TCS wins clean chit in anti-American bias lawsuit: All you need to know

By Elton Gomes

In a victory for the Indian IT outsourcing industry, a California jury unanimously sided with Tata Consultancy Services (TCS), and said that the Indian consulting major has not discriminated against non-South Asian workers in the US as alleged in a lawsuit.

The unanimous nine-member jury found in an Oakland, California, court Wednesday that TCS did not have a “pattern or practice” of intentionally discriminating against non-South Asian workers due to their race or national origin.

The case was the first of several accusing India’s large IT firms of hiring bias in the US to go to trial. HCL Technologies Ltd., Infosys Ltd, and Wipro Ltd. are also facing similar claims. “This is a shot in the arm for the industry, which has not seen anything positive come out on the U.S. visa regulation front for some years,” said Anurag Rana, an analyst with Bloomberg Intelligence, BloombergQuint reported.

TCS has almost 30,000 employees in the US, which makes it the largest local employer among Indian IT services firms. Since 2011, plaintiffs claimed that TCS had fired 12.6 percent of its non-South Asian staff compared to less than 1 percent South Asians.

In December 2017, a local US court had dismissed a similar lawsuit against TCS after the company was accused of discriminatory practices against local Americans in hiring for coding jobs.

Why was the lawsuit filed?

The lawsuit against TCS was filed in 2015 by an American IT worker who claimed he was subject to “substantial anti-American sentiment” within TCS and was ultimately terminated within 20 months despite having almost 20 years of work experience.

A Bloomberg report said that the jury was expected to be shown statistical evidence that the odds of race and national origin not being a factor in TCS’s termination decisions are less than one in a billion.

This was because, since 2011, the company fired 12.6 percent of its non-South Asian workers in the US, compared with less than 1 percent of its South Asian employees, according to the complaint.

The ex-employees who had filed a lawsuit had accused TCS of a “systematic pattern and practice of discrimination” by favoring Indian ex-pats and visa-ready workers from India for positions in the US. Such an alleged practice has resulted in a workforce that’s almost 80 percent South Asian, which is far greater than the 12 percent representation of South Asians in the US IT workforce, according to the complaint.

How did TCS attorneys respond?

TCS attorneys argued that the company had no incentive to discriminate, and had spent millions of dollars on developing a local talent pool in the US. TCS further stated that employees were terminated because they were unwilling to move to cities in the US, where TCS needed more engineers.

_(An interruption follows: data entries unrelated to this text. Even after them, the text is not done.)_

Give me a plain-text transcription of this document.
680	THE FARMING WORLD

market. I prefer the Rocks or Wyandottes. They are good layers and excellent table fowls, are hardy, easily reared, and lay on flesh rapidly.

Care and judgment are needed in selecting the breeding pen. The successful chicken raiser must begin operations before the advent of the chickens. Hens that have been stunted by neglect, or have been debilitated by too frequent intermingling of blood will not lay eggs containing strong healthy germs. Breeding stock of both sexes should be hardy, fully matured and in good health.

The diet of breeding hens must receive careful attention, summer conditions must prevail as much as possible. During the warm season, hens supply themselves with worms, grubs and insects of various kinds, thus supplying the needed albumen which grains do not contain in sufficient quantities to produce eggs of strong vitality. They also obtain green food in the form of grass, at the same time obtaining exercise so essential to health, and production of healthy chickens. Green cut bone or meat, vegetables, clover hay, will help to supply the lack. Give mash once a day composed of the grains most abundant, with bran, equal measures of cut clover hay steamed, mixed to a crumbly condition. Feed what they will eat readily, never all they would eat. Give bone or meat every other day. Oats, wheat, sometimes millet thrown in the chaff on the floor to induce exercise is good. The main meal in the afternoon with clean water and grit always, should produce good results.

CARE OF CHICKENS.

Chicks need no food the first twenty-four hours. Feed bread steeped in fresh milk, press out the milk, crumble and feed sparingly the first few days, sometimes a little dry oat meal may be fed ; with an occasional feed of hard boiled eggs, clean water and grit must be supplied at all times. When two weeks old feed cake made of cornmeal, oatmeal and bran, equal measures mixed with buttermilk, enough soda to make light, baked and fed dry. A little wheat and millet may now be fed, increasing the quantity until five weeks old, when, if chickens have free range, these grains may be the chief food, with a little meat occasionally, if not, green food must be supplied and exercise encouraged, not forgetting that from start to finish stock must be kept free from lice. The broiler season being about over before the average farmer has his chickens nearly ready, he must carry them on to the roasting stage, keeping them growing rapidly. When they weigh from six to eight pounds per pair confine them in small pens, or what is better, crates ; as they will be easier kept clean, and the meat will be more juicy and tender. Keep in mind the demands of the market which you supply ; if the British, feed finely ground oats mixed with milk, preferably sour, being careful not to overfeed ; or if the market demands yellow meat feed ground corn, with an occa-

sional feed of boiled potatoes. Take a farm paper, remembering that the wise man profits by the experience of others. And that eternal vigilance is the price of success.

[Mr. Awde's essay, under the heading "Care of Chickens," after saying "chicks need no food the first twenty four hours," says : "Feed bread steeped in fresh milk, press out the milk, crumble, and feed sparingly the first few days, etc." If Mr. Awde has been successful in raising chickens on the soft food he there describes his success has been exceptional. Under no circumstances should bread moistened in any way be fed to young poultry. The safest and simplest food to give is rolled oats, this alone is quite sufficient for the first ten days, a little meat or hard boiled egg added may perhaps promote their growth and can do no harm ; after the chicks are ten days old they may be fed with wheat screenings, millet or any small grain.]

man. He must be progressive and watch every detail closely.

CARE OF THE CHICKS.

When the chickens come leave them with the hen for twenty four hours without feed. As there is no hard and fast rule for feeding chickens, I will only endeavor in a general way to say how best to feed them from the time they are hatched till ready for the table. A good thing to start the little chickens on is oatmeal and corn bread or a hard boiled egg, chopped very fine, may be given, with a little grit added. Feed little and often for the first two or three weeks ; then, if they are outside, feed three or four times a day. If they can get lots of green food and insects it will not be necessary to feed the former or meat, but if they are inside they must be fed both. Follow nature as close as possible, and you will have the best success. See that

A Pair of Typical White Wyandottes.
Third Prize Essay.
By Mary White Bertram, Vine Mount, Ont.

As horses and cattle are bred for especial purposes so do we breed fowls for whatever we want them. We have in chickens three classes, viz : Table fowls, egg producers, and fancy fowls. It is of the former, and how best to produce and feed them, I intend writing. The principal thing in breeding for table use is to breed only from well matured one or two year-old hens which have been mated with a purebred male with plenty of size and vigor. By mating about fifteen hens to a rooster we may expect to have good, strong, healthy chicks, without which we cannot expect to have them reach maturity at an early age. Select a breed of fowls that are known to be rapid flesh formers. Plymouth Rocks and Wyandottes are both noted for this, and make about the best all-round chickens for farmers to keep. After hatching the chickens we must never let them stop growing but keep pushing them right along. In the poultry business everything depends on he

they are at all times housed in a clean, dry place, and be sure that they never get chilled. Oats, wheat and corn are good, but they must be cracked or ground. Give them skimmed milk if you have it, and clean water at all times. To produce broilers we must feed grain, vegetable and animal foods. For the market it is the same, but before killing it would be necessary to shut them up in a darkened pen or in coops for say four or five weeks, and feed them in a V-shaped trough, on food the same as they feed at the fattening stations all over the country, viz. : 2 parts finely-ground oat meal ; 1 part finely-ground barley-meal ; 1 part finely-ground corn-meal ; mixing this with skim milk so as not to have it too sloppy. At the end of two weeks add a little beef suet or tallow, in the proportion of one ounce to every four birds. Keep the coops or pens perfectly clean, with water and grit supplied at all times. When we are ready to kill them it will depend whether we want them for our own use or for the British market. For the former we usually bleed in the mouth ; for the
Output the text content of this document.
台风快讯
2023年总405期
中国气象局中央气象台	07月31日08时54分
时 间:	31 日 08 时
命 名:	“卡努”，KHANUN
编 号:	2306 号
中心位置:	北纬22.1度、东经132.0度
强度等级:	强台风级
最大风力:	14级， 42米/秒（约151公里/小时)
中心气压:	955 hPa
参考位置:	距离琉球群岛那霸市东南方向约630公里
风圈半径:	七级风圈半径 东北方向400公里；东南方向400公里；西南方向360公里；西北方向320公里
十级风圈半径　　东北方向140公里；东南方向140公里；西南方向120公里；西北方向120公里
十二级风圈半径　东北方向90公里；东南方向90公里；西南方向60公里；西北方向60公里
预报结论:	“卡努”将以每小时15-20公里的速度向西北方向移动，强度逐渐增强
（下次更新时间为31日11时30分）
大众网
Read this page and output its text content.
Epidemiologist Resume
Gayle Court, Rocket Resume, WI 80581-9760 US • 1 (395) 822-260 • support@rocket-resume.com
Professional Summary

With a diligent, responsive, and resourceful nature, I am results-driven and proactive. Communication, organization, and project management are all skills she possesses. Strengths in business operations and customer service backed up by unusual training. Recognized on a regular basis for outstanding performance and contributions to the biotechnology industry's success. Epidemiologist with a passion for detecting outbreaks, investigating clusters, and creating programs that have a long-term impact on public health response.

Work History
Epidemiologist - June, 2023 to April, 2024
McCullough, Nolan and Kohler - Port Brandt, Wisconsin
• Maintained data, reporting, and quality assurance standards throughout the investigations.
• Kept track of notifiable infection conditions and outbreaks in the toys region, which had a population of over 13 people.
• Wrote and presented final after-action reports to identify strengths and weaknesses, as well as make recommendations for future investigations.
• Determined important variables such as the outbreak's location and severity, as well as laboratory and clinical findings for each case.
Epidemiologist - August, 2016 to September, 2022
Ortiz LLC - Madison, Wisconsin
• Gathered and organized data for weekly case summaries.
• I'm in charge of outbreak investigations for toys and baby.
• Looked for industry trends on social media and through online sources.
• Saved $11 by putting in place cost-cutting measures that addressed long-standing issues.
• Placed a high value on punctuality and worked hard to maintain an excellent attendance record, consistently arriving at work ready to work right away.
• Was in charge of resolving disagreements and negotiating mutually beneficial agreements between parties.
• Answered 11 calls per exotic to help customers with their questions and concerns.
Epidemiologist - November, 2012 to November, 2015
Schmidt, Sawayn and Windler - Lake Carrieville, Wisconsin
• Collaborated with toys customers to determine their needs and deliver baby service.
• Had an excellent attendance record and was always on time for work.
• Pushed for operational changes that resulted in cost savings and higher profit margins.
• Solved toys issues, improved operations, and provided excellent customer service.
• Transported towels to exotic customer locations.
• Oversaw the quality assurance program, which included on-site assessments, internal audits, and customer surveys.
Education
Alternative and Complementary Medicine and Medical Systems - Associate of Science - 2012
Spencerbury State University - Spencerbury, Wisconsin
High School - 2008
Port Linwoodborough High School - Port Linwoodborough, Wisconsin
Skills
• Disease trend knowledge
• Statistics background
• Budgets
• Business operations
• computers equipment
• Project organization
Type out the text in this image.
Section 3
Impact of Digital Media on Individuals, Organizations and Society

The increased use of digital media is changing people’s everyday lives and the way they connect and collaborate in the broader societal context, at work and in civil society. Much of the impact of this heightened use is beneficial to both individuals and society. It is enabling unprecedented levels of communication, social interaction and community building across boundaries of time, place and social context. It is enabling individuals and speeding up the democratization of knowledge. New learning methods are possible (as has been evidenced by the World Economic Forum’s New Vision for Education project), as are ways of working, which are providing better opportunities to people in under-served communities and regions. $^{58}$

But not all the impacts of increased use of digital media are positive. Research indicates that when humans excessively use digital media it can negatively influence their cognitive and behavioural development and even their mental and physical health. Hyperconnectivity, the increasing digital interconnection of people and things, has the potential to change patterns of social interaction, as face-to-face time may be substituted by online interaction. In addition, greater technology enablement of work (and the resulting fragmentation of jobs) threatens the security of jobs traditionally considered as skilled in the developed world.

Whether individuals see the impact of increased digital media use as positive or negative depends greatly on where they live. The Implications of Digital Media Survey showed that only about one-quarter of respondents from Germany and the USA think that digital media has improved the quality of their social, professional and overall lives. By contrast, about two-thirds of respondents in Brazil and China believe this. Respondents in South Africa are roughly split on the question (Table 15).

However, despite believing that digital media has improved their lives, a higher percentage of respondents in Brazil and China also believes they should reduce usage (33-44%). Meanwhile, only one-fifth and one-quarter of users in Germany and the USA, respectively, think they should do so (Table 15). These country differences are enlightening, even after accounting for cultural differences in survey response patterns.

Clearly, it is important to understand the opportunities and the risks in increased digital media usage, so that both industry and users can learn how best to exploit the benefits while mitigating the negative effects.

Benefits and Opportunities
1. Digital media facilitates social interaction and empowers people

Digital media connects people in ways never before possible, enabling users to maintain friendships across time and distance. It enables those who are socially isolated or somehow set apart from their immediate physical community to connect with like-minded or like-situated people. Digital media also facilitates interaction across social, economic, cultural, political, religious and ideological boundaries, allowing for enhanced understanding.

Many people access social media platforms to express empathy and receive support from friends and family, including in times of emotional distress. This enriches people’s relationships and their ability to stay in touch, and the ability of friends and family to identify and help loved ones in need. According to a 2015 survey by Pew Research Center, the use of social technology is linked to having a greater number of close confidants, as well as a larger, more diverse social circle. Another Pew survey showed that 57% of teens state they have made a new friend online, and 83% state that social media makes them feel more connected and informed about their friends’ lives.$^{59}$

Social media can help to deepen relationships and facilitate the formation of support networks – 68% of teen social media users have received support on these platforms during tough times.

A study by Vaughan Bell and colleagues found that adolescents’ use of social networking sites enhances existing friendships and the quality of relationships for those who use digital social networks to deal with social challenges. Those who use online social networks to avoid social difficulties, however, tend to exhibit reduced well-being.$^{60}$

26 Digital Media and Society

“We have always maintained the claims made in this case were baseless, and we are gratified that the jury agreed,” Ben Trounson, a spokesman for TCS, said in an emailed statement after the verdict.

“The decisions we make about the hiring and retention of employees are based purely on their abilities and fit to serve our clients’ specific needs,” Trounson added.

What did TCS say?

In a statement, TCS asserted that regardless of background or national identity, it will continue to invest in its employee. “Irrespective of their background or national origin, we will continue to invest in our people, provide ongoing digital training and empower them to succeed at TCS and, more importantly, enable our customers’ success.

“Skilled American workers are critical to the success of the US business and to the nation’s economic success, and we will continue to invest heavily in the country’s workforce, academic alliances and our extensive youth STEM education initiatives,” TCS said in a statement.

How will the verdict help Indian outsourcing?

The verdict comes as a major victory for the Indian outsourcing industry, whose business model depends heavily on exporting engineers to the US. The verdict also comes as the Trump administration is doubling down on immigration and its tough stance is impacting companies in terms of hiring and retaining foreign workers on the H1B work visas, which is the most-sought after among Indian IT professionals.